4. Focused Privacy Reform: Algorithmic Policing Technologies
Recommendation 18: The Ontario government should implement privacy legislation that incorporates the best practices from the OPC’s guidance document regarding PIPEDA section 7(3)(d.1) in the context of disclosing personal information without consent to law enforcement authorities.
Recommendation 19: In enacting new legislation, the Ontario government should consult with a range of independent legal, criminal justice, human rights, and racial justice experts, including members of Black and Indigenous communities, to evaluate whether or not current exceptions that permit collection, use, or disclosure of personal information without consent, for law enforcement purposes, are proportionate and necessary in view of the advanced capabilities of algorithmic policing technologies.
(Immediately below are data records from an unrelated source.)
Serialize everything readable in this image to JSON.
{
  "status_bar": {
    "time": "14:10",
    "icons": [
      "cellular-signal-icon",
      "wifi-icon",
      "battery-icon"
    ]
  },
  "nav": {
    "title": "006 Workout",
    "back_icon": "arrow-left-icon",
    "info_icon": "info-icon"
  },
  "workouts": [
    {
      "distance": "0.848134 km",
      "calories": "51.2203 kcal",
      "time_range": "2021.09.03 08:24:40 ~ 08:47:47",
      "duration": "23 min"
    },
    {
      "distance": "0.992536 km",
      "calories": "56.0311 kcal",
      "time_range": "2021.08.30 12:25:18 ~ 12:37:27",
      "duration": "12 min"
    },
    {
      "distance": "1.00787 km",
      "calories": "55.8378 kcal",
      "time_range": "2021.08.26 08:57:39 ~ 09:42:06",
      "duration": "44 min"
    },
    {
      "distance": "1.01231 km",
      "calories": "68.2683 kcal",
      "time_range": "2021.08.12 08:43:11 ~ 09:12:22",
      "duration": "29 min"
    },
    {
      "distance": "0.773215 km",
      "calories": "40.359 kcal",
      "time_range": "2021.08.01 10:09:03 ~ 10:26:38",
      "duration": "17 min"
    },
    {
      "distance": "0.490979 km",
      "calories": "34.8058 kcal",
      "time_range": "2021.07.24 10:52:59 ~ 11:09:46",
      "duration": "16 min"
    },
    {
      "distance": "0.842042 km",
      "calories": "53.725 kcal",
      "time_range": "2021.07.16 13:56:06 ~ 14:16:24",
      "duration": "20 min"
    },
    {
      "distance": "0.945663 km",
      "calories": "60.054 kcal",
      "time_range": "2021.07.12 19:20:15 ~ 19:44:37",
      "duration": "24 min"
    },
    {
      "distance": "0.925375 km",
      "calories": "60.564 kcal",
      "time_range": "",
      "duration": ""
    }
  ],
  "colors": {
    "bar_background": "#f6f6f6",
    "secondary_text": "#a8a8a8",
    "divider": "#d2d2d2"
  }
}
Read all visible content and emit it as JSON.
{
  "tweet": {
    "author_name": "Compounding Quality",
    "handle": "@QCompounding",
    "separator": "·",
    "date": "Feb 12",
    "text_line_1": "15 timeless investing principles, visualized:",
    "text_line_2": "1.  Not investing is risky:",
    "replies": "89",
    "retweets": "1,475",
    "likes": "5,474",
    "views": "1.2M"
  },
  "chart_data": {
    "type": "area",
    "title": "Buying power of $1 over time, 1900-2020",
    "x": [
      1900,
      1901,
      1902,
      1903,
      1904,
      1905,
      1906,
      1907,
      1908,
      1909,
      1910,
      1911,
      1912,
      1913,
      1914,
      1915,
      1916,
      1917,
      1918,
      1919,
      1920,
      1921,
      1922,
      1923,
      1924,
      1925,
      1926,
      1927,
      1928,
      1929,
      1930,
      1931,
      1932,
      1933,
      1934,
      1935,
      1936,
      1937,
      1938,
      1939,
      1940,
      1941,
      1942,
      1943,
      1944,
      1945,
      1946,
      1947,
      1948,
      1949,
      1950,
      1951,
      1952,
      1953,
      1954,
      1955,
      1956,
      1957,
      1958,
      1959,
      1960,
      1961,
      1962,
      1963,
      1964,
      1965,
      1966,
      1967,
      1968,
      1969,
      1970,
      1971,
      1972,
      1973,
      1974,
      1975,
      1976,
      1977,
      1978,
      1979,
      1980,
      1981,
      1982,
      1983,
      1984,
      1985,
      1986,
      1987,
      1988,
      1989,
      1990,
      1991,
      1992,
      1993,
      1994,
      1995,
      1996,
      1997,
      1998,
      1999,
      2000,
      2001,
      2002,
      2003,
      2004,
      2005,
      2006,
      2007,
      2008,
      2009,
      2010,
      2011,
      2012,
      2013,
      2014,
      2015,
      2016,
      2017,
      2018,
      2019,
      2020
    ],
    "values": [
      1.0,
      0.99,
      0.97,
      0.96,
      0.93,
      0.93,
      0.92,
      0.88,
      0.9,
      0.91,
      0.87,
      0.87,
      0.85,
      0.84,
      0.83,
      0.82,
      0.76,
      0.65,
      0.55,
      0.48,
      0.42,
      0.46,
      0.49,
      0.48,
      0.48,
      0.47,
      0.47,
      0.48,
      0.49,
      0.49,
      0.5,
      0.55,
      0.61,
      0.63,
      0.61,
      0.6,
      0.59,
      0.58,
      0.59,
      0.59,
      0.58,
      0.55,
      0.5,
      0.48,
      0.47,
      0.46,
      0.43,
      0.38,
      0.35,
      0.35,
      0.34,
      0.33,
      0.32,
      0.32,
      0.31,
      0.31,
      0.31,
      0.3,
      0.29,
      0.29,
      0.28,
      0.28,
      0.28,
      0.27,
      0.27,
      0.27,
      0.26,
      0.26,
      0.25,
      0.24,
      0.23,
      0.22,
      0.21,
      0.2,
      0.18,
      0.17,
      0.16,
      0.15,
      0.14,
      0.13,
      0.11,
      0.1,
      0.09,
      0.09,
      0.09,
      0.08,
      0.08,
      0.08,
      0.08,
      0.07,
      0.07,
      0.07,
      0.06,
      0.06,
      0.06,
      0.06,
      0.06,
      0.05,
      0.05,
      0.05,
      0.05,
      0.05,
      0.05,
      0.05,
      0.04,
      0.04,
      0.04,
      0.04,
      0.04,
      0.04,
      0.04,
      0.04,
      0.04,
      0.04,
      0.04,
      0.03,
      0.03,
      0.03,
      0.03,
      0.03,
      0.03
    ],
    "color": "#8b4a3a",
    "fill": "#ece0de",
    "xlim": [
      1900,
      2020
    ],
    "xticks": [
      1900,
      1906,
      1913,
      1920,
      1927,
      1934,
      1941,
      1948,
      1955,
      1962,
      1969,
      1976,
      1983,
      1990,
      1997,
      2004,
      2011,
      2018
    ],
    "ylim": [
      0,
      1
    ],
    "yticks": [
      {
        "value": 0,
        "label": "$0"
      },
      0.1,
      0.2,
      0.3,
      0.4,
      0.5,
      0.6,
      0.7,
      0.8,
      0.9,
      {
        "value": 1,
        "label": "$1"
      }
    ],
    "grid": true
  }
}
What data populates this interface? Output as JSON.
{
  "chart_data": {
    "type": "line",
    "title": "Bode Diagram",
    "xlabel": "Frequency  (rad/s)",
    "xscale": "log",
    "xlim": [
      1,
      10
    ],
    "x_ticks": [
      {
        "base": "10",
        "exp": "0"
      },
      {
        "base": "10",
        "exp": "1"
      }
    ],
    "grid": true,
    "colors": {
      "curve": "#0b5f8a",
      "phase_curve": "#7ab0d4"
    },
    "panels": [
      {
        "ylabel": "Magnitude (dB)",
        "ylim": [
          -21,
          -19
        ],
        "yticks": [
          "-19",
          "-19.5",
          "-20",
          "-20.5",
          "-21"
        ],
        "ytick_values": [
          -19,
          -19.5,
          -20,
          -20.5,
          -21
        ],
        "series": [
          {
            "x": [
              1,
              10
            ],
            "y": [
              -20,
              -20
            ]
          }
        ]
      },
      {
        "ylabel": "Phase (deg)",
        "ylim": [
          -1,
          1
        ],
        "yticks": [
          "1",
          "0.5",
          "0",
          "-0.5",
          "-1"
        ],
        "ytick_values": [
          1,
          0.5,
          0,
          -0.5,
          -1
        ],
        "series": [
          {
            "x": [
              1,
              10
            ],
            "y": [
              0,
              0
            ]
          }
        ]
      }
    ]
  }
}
Recommendation 20: The Ontario government, in enacting new legislation, should re-evaluate current PIPEDA exceptions that permit collection, use, or disclosure of personal information from public spaces or public sources, including social media and public demonstrations and protests. Any new Ontarian privacy legislation must ensure that any such exemptions are proportionate and necessary, in view of the advanced capabilities of algorithmic surveillance technologies, and relative to human rights at stake such as the right to liberty, equality, and freedom of expression, in addition to the right to privacy.
Recommendation 21: The Ontario government should enact law with contents similar to Articles 13, 14, and 22 of the GDPR, which provides a level of transparency to individuals with respect to how their data is processed, where algorithmic or automated decision-making is involved. Transparency obligations concerning automated decision-making that affects an individual’s legal or similarly significant interests should apply to both commercial vendors and the government itself, particularly in the context of algorithmic policing technologies.